Where are the gadget recommendation engines?
By James • Sep 10th, 2010 • Category: Industry News
- Photo: Alex Brewer / Flickr
I ‘discovered’ a new band – they’ve been around since 2003, incidentally – recently by using Last FM’s very powerful recommendation engine. I was looking up a musician I liked and wanted something similar, and the social radar built around Last FM pointed me in the right direction – the band is amazing, by the way. This got me thinking – why does a service like this not exist for gadgets?
What would this be, exactly?
Only in the last five years or so, with the rise of the superpower that is Apple, have we seen people’s gadget-buying habits align. That is to say, a person who liked a Mac would likely take well to an iPod and iPhone and so on – and oftentimes owned all three. But this product ‘recommendation’ – if it can even be called that – is for products by one company.
What if we could see a cross-section of recommendations for different devices in different categories built by different companies?
How it would work
Imagine you were a camera lover, who owned a Canon DSLR, like many of us do, with an expensive long-range lens you recently purchased. Based on that, the gadget recommendation engine would detect that you likely enjoy shooting landscapes and not portraits, recommending additional gadgets using that information.
Not only that, much like Amazon’s recommendation engine based on purchases, it could then recommend other gadgets based on the similarities between your gadgets and, say, several other people in the database. The final layer would be a social networking aspect where similar tastes between people you have a deliberate tie with are given preference to those you have with strangers.
Work in this space
Admittedly, it’s not as if this space is completely barren – it’s just not very sophisticated yet.
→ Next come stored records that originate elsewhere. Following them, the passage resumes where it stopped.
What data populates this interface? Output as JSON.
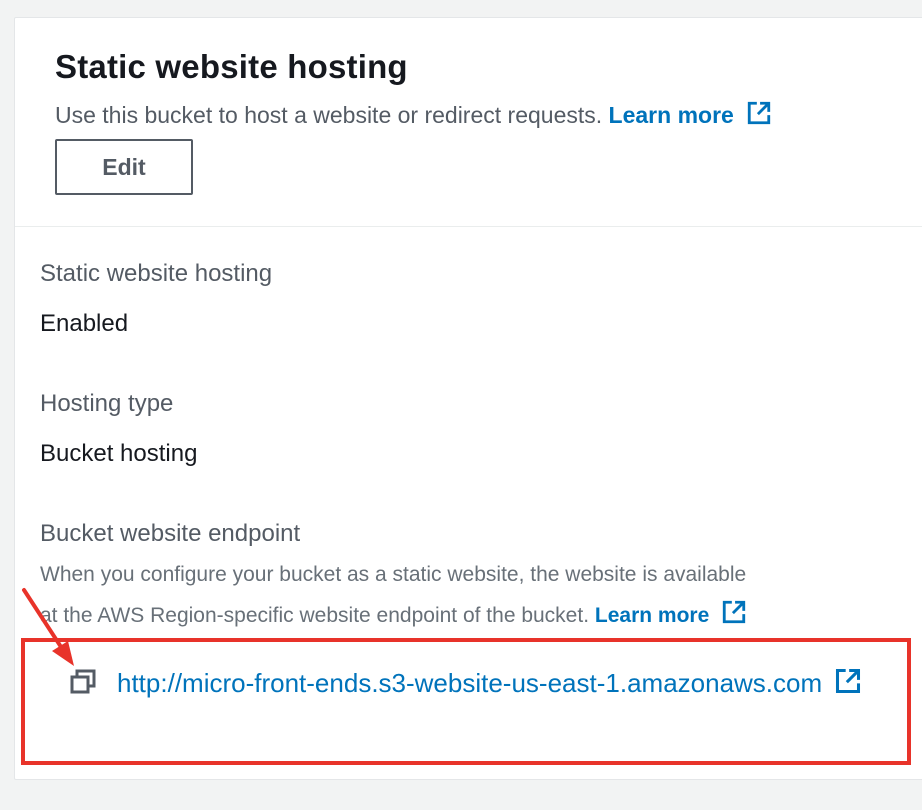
{
  "header": {
    "title": "Static website hosting",
    "description": "Use this bucket to host a website or redirect requests.",
    "learn_more": "Learn more",
    "edit_label": "Edit"
  },
  "properties": {
    "hosting": {
      "label": "Static website hosting",
      "value": "Enabled"
    },
    "hosting_type": {
      "label": "Hosting type",
      "value": "Bucket hosting"
    },
    "endpoint": {
      "label": "Bucket website endpoint",
      "help_line1": "When you configure your bucket as a static website, the website is available",
      "help_line2": "at the AWS Region-specific website endpoint of the bucket.",
      "learn_more": "Learn more",
      "url": "http://micro-front-ends.s3-website-us-east-1.amazonaws.com"
    }
  },
  "icons": {
    "external_link": "external-link-icon",
    "copy": "copy-icon",
    "annotation_arrow": "annotation-arrow"
  },
  "colors": {
    "link": "#0073bb",
    "title": "#16191f",
    "secondary_text": "#545b64",
    "annotation": "#e8332a"
  }
}
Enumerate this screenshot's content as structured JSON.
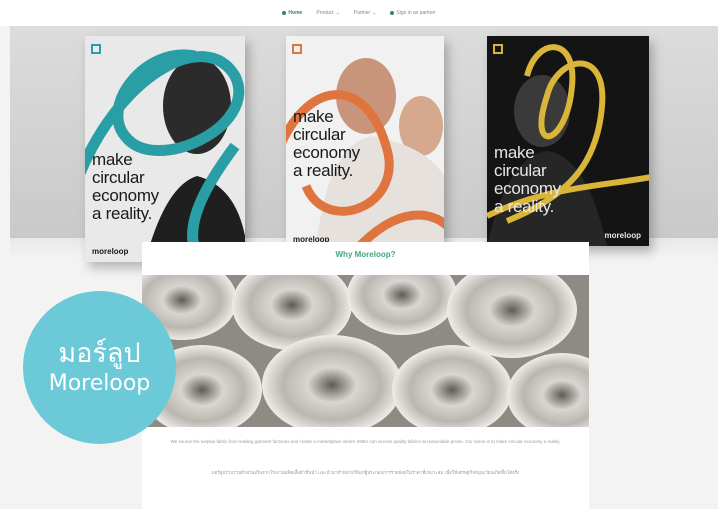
{
  "nav": {
    "items": [
      {
        "label": "Home",
        "active": true
      },
      {
        "label": "Product",
        "active": false
      },
      {
        "label": "Partner",
        "active": false
      },
      {
        "label": "Sign in as partner",
        "active": false
      }
    ]
  },
  "posters": [
    {
      "headline_lines": [
        "make",
        "circular",
        "economy",
        "a reality."
      ],
      "brand": "moreloop",
      "loop_color": "#2a9ea5",
      "text_color": "#1a1a1a"
    },
    {
      "headline_lines": [
        "make",
        "circular",
        "economy",
        "a reality."
      ],
      "brand": "moreloop",
      "loop_color": "#e0743f",
      "text_color": "#1a1a1a"
    },
    {
      "headline_lines": [
        "make",
        "circular",
        "economy",
        "a reality."
      ],
      "brand": "moreloop",
      "loop_color": "#d9b53a",
      "text_color": "#e6e6e6"
    }
  ],
  "card": {
    "title": "Why Moreloop?",
    "paragraph_1": "We source the surplus fabric from leading garment factories and create a marketplace where SMEs can access quality fabrics at reasonable prices. Our vision is to make circular economy a reality.",
    "paragraph_2": "มอร์ลูปรวบรวมผ้าส่วนเกินจากโรงงานผลิตเสื้อผ้าชั้นนำ และนำมาจำหน่ายให้แก่ผู้ประกอบการรายย่อยในราคาที่เหมาะสม เพื่อให้เศรษฐกิจหมุนเวียนเกิดขึ้นได้จริง"
  },
  "badge": {
    "thai": "มอร์ลูป",
    "english": "Moreloop",
    "color": "#6cc9d8"
  },
  "colors": {
    "accent": "#3fa882"
  }
}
Looking at a service like GDGT, for example, which is known as a ‘social network for your gadgets’, we can easily see how this would be appealing and how the early groundwork has been laid, too. But what we need is improved sophistication. Almost – and I know this is out there – but if GDGT were built atop of Amazon or pulled data from Amazon. That would be truly game changing and, much like this band whose four albums I’ve gone on to retroactively purchase, you may have even more reason to spend your money on expensive, yet esoteric, gear you would not have stumbled across otherwise.
Get to building, developers! This thing would make bank!